Improving Variational Methods for Representation Learning and Generative Modelling of Speech
Hearing aids are clinically proven to improve the quality of life of hearing-impaired individuals. However, despite this, many people who could benefit from a hearing aid do not use one. The most common reason for this is that they perform poorly in noisy environments. Machine learning presents a collection of powerful methods for attenuating noise in speech signals. Moreover, state-of-the-art hearing aids are being designed with more powerful processors that can run machine learning algorithms.

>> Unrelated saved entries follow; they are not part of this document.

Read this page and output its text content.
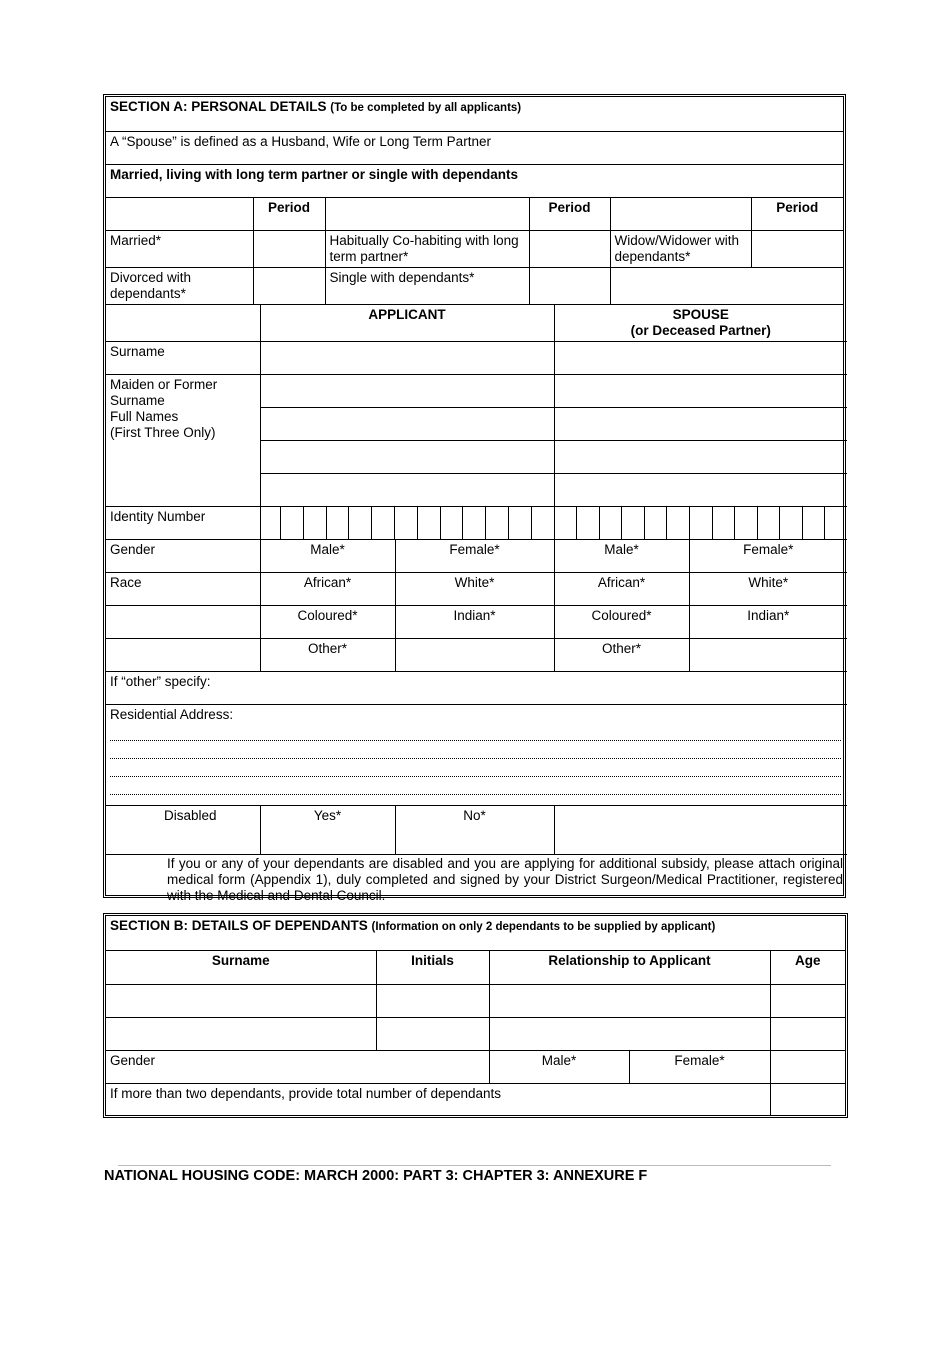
SECTION A: PERSONAL DETAILS (To be completed by all applicants)					
A “Spouse” is defined as a Husband, Wife or Long Term Partner					
Married, living with long term partner or single with dependants					
	Period		Period		Period
Married*		Habitually Co-habiting with long term partner*		Widow/Widower with dependants*	
Divorced with dependants*		Single with dependants*			
	APPLICANT		SPOUSE
(or Deceased Partner)	

Surname				

Maiden or Former Surname
Full Names
(First Three Only)				

Identity Number			

Gender	Male*	Female*	Male*	Female*
Race	African*	White*	African*	White*
	Coloured*	Indian*	Coloured*	Indian*
	Other*		Other*	
If “other” specify:				

Residential Address:				

Disabled	Yes*	No*		

If you or any of your dependants are disabled and you are applying for additional subsidy, please attach original medical form (Appendix 1), duly completed and signed by your District Surgeon/Medical Practitioner, registered with the Medical and Dental Council.				
SECTION B: DETAILS OF DEPENDANTS (Information on only 2 dependants to be supplied by applicant)				
Surname	Initials	Relationship to Applicant		Age

Gender		Male*	Female*	
If more than two dependants, provide total number of dependants				
NATIONAL HOUSING CODE: MARCH 2000: PART 3: CHAPTER 3: ANNEXURE F
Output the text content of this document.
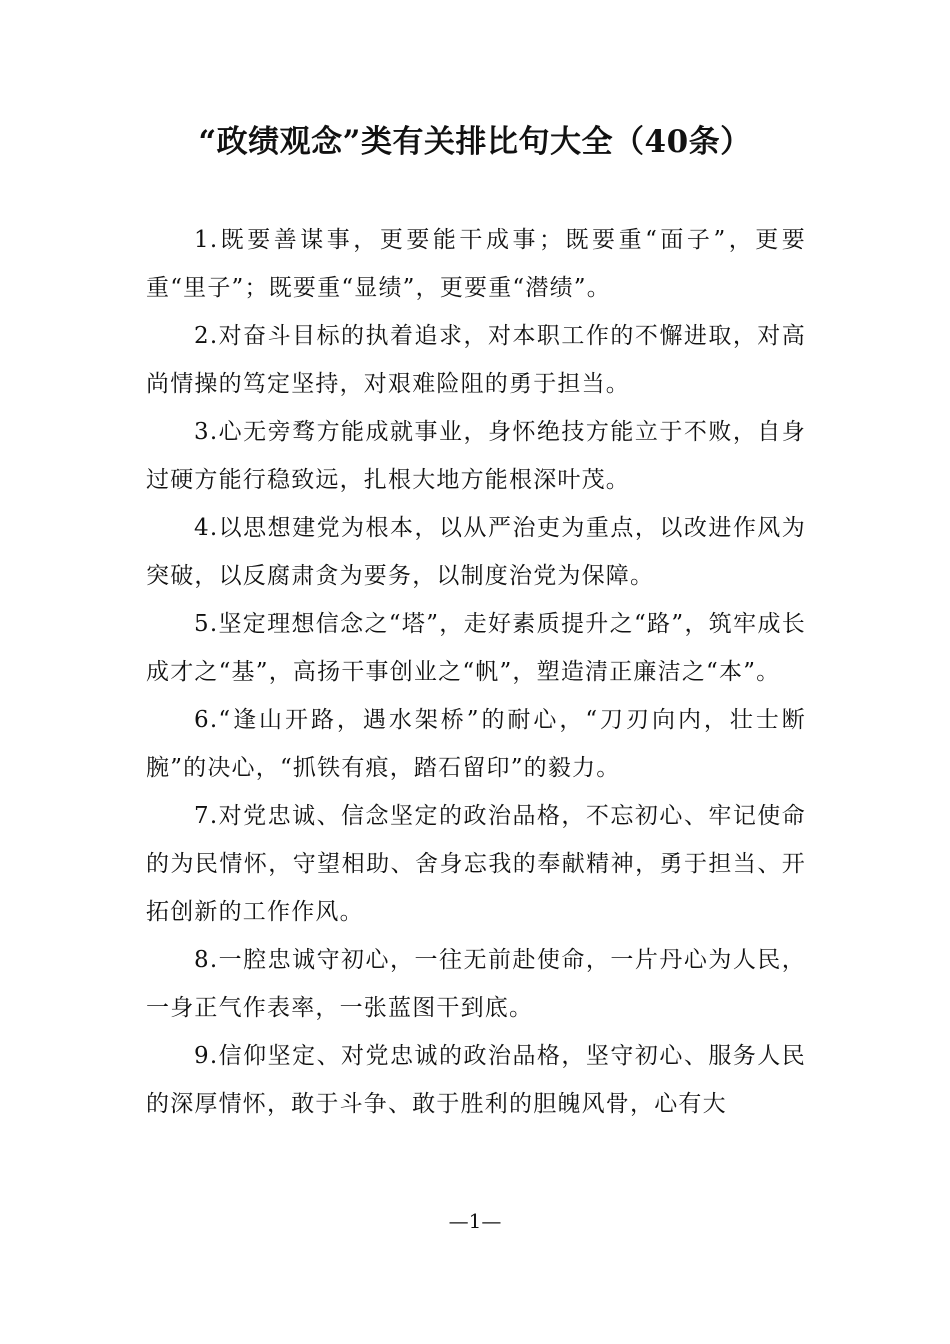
“政绩观念”类有关排比句大全（40条）

1.既要善谋事，更要能干成事；既要重“面子”，更要重“里子”；既要重“显绩”，更要重“潜绩”。

2.对奋斗目标的执着追求，对本职工作的不懈进取，对高尚情操的笃定坚持，对艰难险阻的勇于担当。

3.心无旁骛方能成就事业，身怀绝技方能立于不败，自身过硬方能行稳致远，扎根大地方能根深叶茂。

4.以思想建党为根本，以从严治吏为重点，以改进作风为突破，以反腐肃贪为要务，以制度治党为保障。

5.坚定理想信念之“塔”，走好素质提升之“路”，筑牢成长成才之“基”，高扬干事创业之“帆”，塑造清正廉洁之“本”。

6.“逢山开路，遇水架桥”的耐心，“刀刃向内，壮士断腕”的决心，“抓铁有痕，踏石留印”的毅力。

7.对党忠诚、信念坚定的政治品格，不忘初心、牢记使命的为民情怀，守望相助、舍身忘我的奉献精神，勇于担当、开拓创新的工作作风。

8.一腔忠诚守初心，一往无前赴使命，一片丹心为人民，一身正气作表率，一张蓝图干到底。

9.信仰坚定、对党忠诚的政治品格，坚守初心、服务人民的深厚情怀，敢于斗争、敢于胜利的胆魄风骨，心有大

—1—
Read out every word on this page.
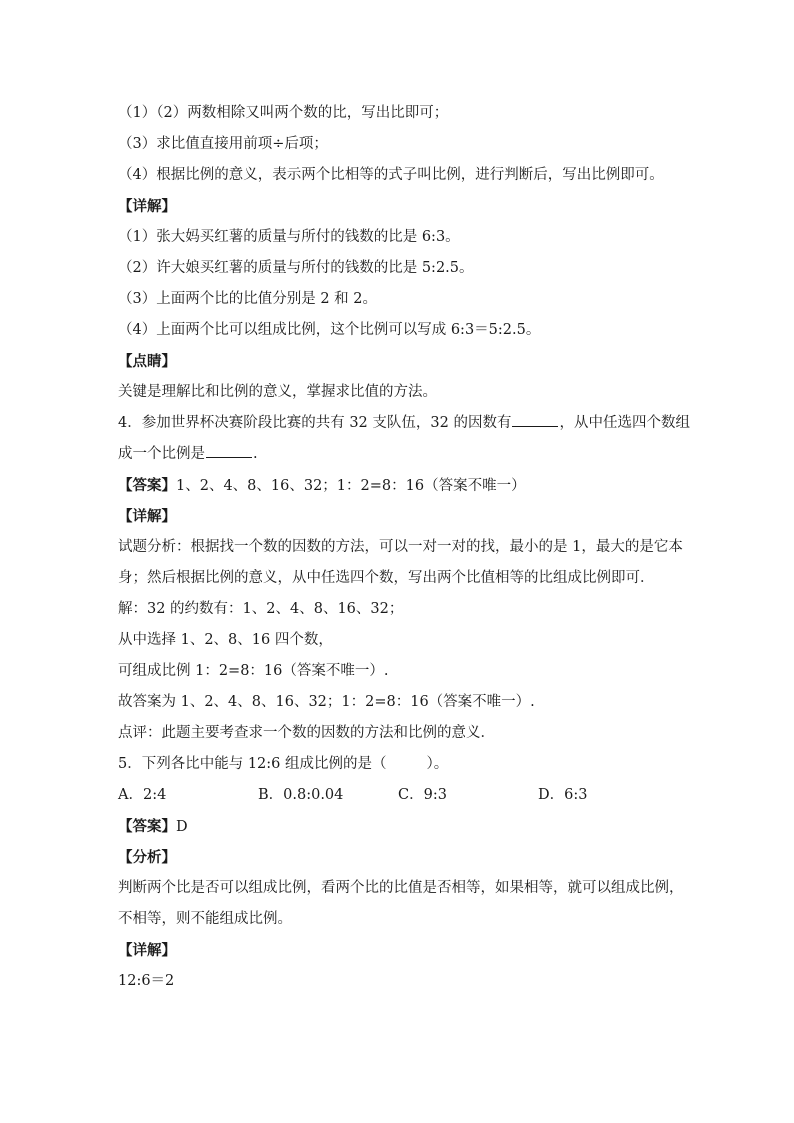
（1）（2）两数相除又叫两个数的比，写出比即可；
（3）求比值直接用前项÷后项；
（4）根据比例的意义，表示两个比相等的式子叫比例，进行判断后，写出比例即可。
【详解】
（1）张大妈买红薯的质量与所付的钱数的比是 6:3。
（2）许大娘买红薯的质量与所付的钱数的比是 5:2.5。
（3）上面两个比的比值分别是 2 和 2。
（4）上面两个比可以组成比例，这个比例可以写成 6:3＝5:2.5。
【点睛】
关键是理解比和比例的意义，掌握求比值的方法。
4．参加世界杯决赛阶段比赛的共有 32 支队伍，32 的因数有	，从中任选四个数组
成一个比例是	.
【答案】1、2、4、8、16、32；1：2=8：16（答案不唯一）
【详解】
试题分析：根据找一个数的因数的方法，可以一对一对的找，最小的是 1，最大的是它本
身；然后根据比例的意义，从中任选四个数，写出两个比值相等的比组成比例即可．
解：32 的约数有：1、2、4、8、16、32；
从中选择 1、2、8、16 四个数，
可组成比例 1：2=8：16（答案不唯一）.
故答案为 1、2、4、8、16、32；1：2=8：16（答案不唯一）.
点评：此题主要考查求一个数的因数的方法和比例的意义．
5．下列各比中能与 12:6 组成比例的是（	）。
A．2:4	B．0.8:0.04	C．9:3	D．6:3
【答案】D
【分析】
判断两个比是否可以组成比例，看两个比的比值是否相等，如果相等，就可以组成比例，
不相等，则不能组成比例。
【详解】
12:6＝2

Several key factors make the deployment of machine learning to hearing aids challenging. Firstly, many state-of-the-art machine learning methods have high resource requirements (e.g., GPUs or large amounts of memory). Hence, these resource-intensive models cannot be run in real-time in low-complexity systems. Secondly, methods need to be causal (i.e., do not depend on access to future information). More generally, an issue is that the objectives that speech enhancement/separation models typically optimise (e.g., L1 or L2) correlate poorly with perceptual quality.
The goal of this thesis is to develop improved models for attenuating noise in speech signals. Specifically, we aim to develop more principled models and better understand existing frameworks. Overall, the objective is to develop low-complexity models for attenuating noise in speech signals.
We begin by developing an improved autoencoder-based generative model, which we name the Bounded Information Rate Variational Autoencoder. This model resolves the posterior collapse issue with Variational Autoencoders by pre-specifying the information rate between the data and latent variables. In a further extension of this model, we relax the constraints on the distribution of latent variables. Hence, the variance of this distribution is constrained, but not the shape. We name this model the Variance Constrained Autoencoder (VCAE). The VCAE outperforms other state-of-the-art generative models in both reconstruction and generation quality.
In subsequent work, we applied the Variance Constrained Autoencoder to speech enhancement. The model is trained to reconstruct a clean target signal from the noisy input. Importantly, rather than enhancing large segments, we enhanced short blocks ($\tilde 4$ ms). This allowed our system to have a lower computation complexity and higher subjective performance than other state-of-the-art approaches.
Our final contribution is an empirical study of a speech separation system called Conv-TasNet. This model separates speech signals by applying multiplicative masks to the mixture signal in a learned over-parameterised transform domain. The phenomenon of interest is the structure of the learned transform. Specifically, an over-parameterised frequency domain transform is learned, where more emphasis is placed on the regions with more signal energy. Hence, the transformation resembles something that is perceptually motivated.
In the empirical study of Conv-TasNet, we first provide empirical evidence that shows the transform learned by Conv-TasNet prefers uncorrelated coefficients. This explains why a frequency domain transform is learned. Moreover, we show that performance can be improved over the base system by reducing the correlation of the transform space coefficients. In the second part of this contribution, we demonstrate a link between the flatness of the filterbank and the overall separation performance. Furthermore, we show that the density of the vectors affects the flatness of the frame. In other words, we provide evidence that the perceptual structure of the learned filterbank results from an implicit bias in stochastic gradient descent training.